Sunday, May 4, 2014

Whatever happened to Bobbie Gentry?

By Ted Slowik

I love quirky rock 'n' roll stories. Bobbie Gentry rose from total obscurity to the height of fame in 1967 with her hit, "Ode to Billie Joe." For the better part of a decade she was a huge star on the country and rock charts and appeared on numerous TV shows. Then one day she simply walked away, and hasn't been heard from in 35 years.

"Ode" was a monster hit. In its first week of release it sold 750,000 copies (on its way to 3 million total) and knocked The Beatles' "All You Need Is Love" from the top of the Billboard rock chart, where it stayed for four weeks. It was the fourth biggest-selling song of 1967 and earned her three Grammy Awards, including Best New Artist--the first country performer to receive that honor.

Gentry was a trailblazer as one of the first female country artists to write and produce most of her own material. She was born Roberta Lee Streeter in 1944 in Chickasaw County, Mississippi. An only child, she moved with her mother to California at age 13 after her parents divorced. She took her stage name from the movie "Ruby Gentry," about a poor, rural seductress.

She studied and taught herself music in the 1960s, and a demo she made found its way to Capitol Records A&R man Kelly Gordon. "Ode" was recorded on July 10, 1967, in the iconic Capitol Tower in Los Angeles. The song was the B-side of her first single, "Mississippi Delta." Producer/arranger Jimmie Haskell reportedly asked Gordon, "'What do you want me to do?' (Gordon) said, 'Just put some strings on it so we won't be embarrassed. No one will hear it anyway.'"

Life magazine photo of Gentry on the Tallahatchie Bridge
But radio stations liked the B-side better, and "Ode" went on to become a classic. Like many of her early works, Gentry's song mentions landmarks, social and cultural references of her childhood, including the Tallahatchie Bridge (which collapsed in 1972). According to a 2013 article in Performing Songwriter magazine, Gentry is said to have once told rock journalist Fred Bronson, “The song is sort of a study in unconscious cruelty. But everybody seems more concerned with what was thrown off the bridge than they are with the thoughtlessness of the people expressed in the song. What was thrown off the bridge really isn’t that important.

“Everybody has a different guess about what was thrown off the bridge—flowers, a ring, even a baby. Anyone who hears the song can think what they want, but the real message of the song, if there must be a message, revolves around the nonchalant way the family talks about the suicide.

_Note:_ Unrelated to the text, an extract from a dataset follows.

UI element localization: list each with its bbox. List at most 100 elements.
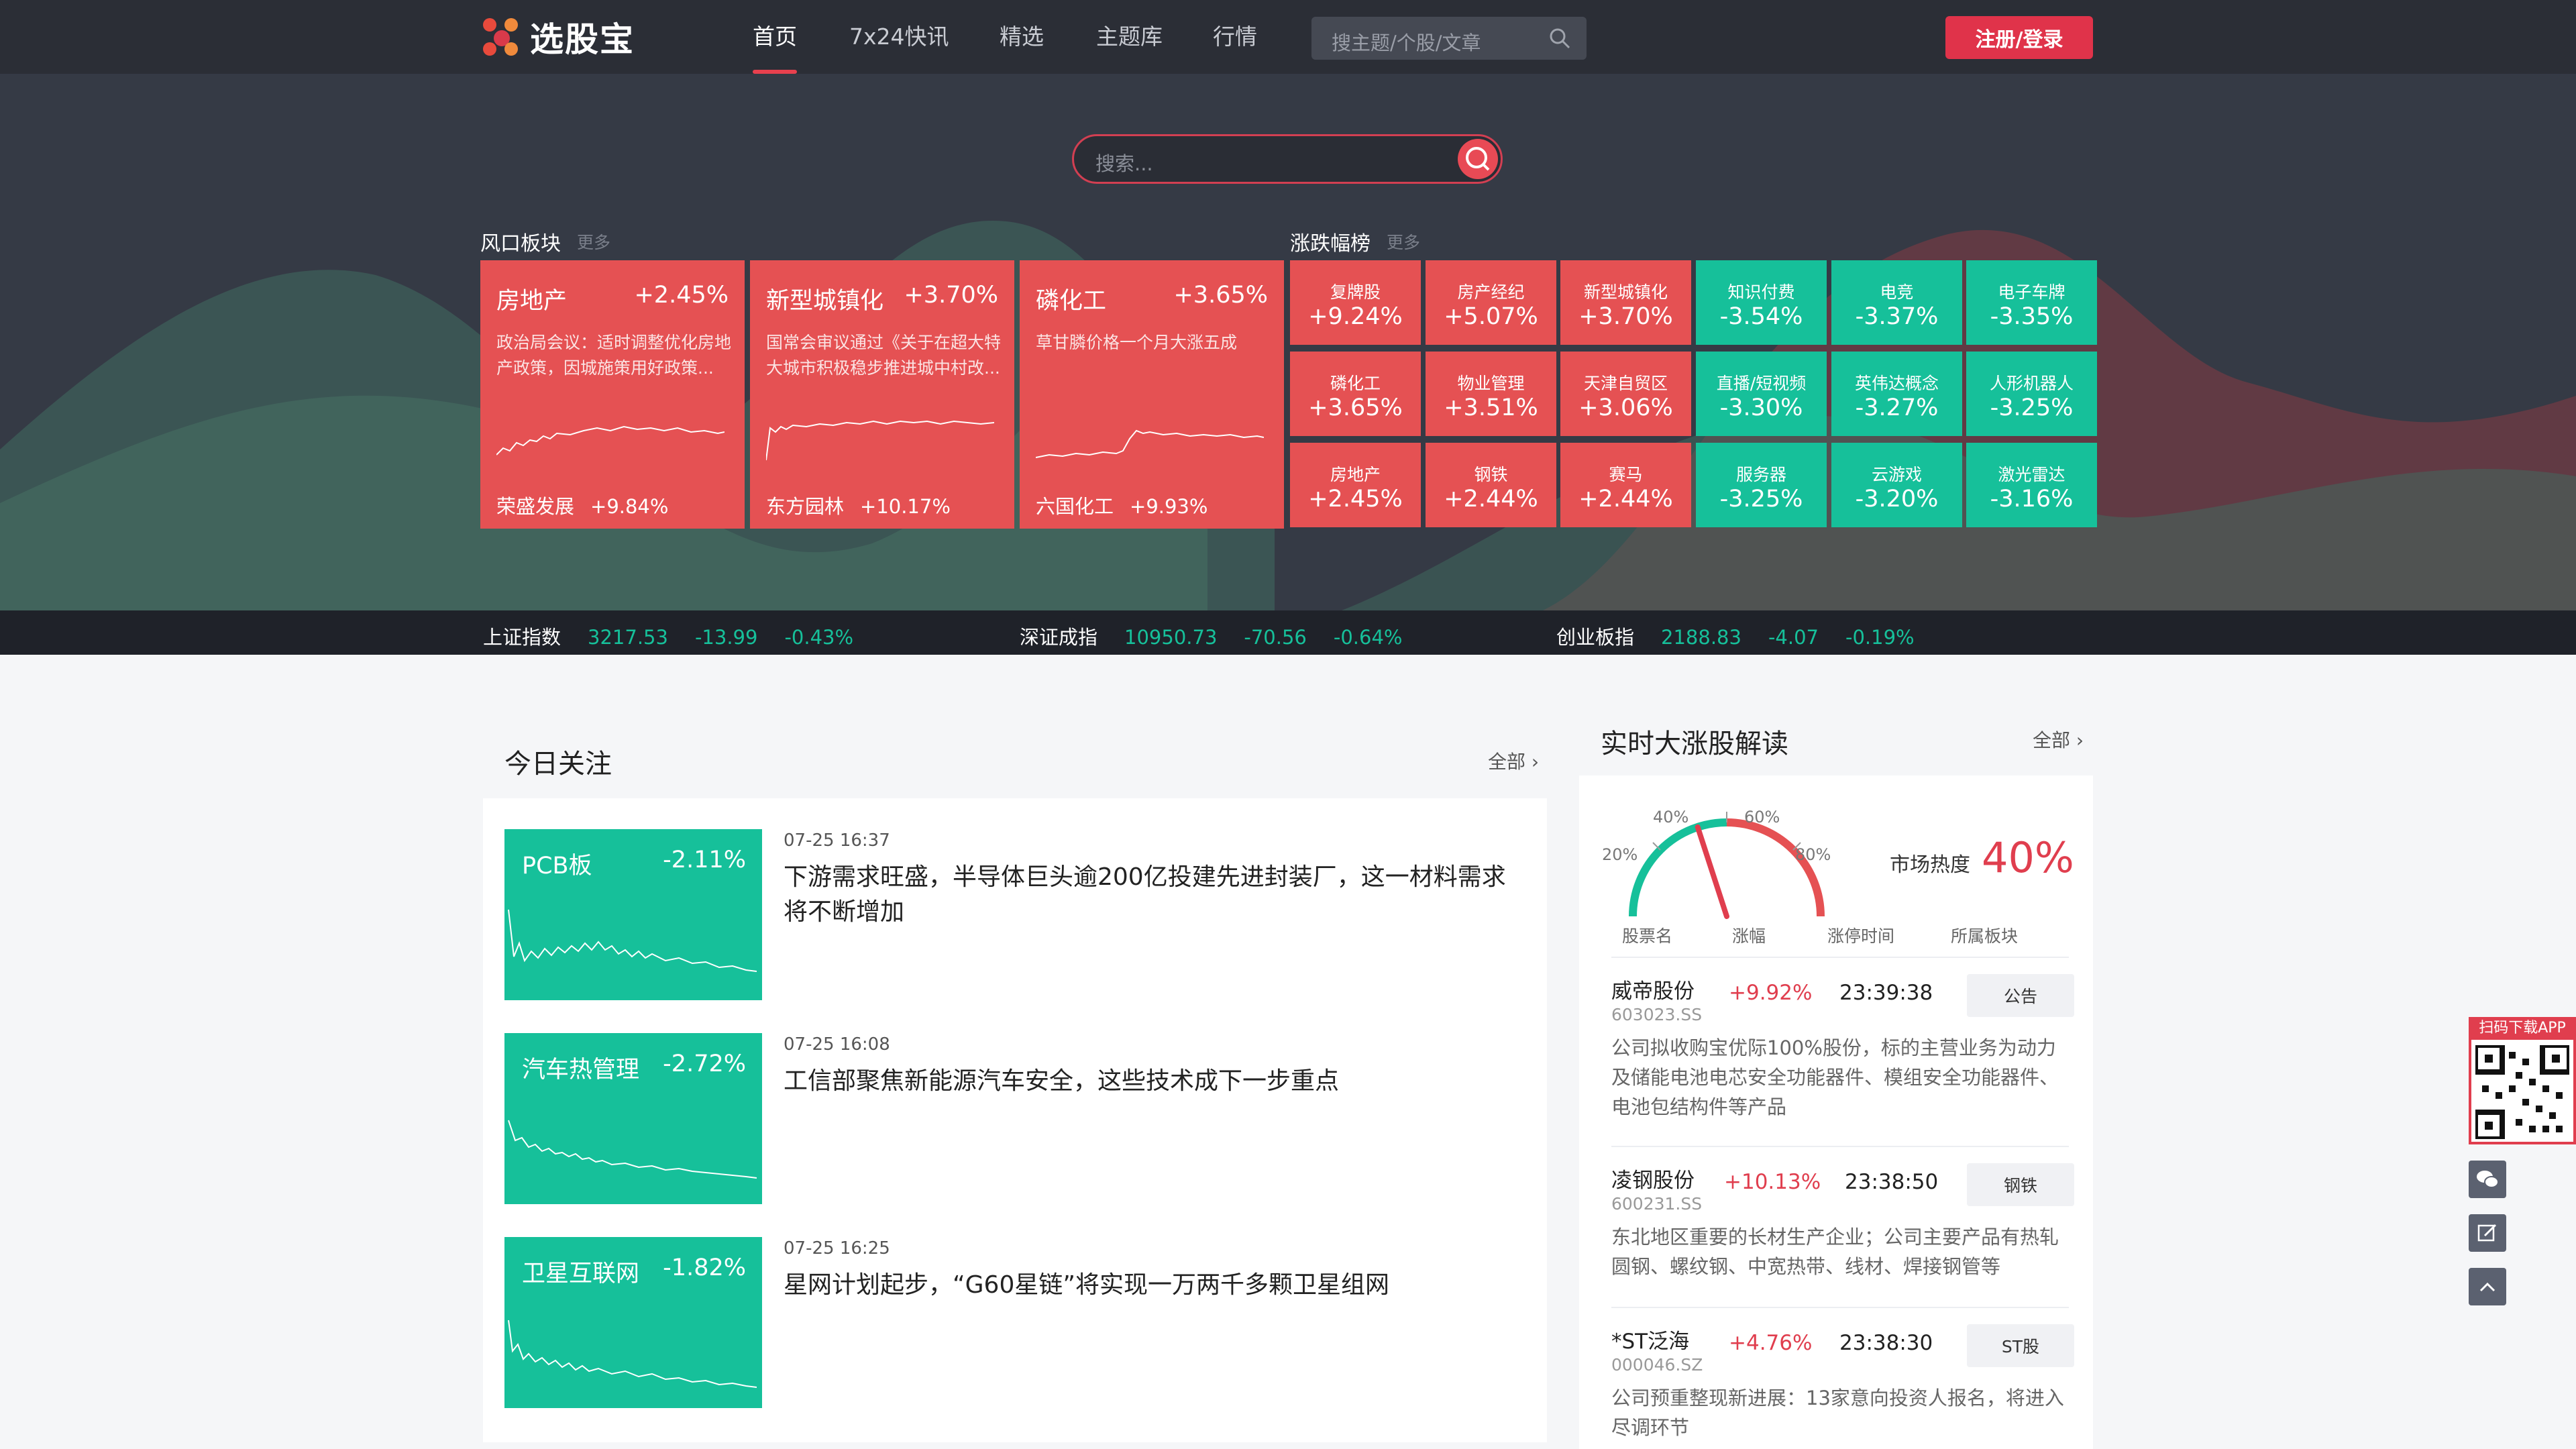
wind-card-stock-name: 东方园林 — [766, 495, 845, 518]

They sit there eating their peas and apple pie and talking, without even realizing that Billie Joe’s girlfriend is sitting at the table, a member of the family.”
In 2012, Roseanne Cash hosted the BBC documentary "Whatever Happened to Bobbie Gentry?" Though Gentry herself didn't appear in the documentary, the show's researchers reported, "At the end we heard that she'd phoned a couple of her old producers in the last few years--one, Rick Hall, to talk about Reba McEntire's version of 'Fancy'; the other, Jimmie Haskell, to say that she'd written a new song. He didn't have time to help produce it, so he suggested someone else. Bobbie never contacted them. And now she won't return Haskell's calls."

Roseanne Cash has performed "Ode" with guitarist John Leventhal numerous times, including at the Library of Congress in December 2013.

After the huge success of "Ode to Billie Joe," Gentry went on to record a half-dozen albums of original material and chart 11 singles. (She was not a one-hit wonder.) She recorded with Glen Campbell and performed on TV with stars like Tom Jones, Andy Williams, Carol Burnett and Bobby Darin. Here she is dueting with Johnny Cash. Here she is in an unlikely trio with Bing Crosby and Tiny Tim.

She was a huge star in Nashville, Hollywood and in the U.K. She was married three times, briefly to casino magnate Bill Harrah and then to entertainer Jim Stafford, and has reportedly lived quietly with her third husband in Los Angeles. One of her last public appearances was on Christmas night, 1978, as a guest on "The Tonight Show With Johnny Carson."

Today, she's like the J.D. Salinger of 1960s entertainment stars. "Ode" shows how with just one song, an artist can achieve huge success and create a lasting legacy.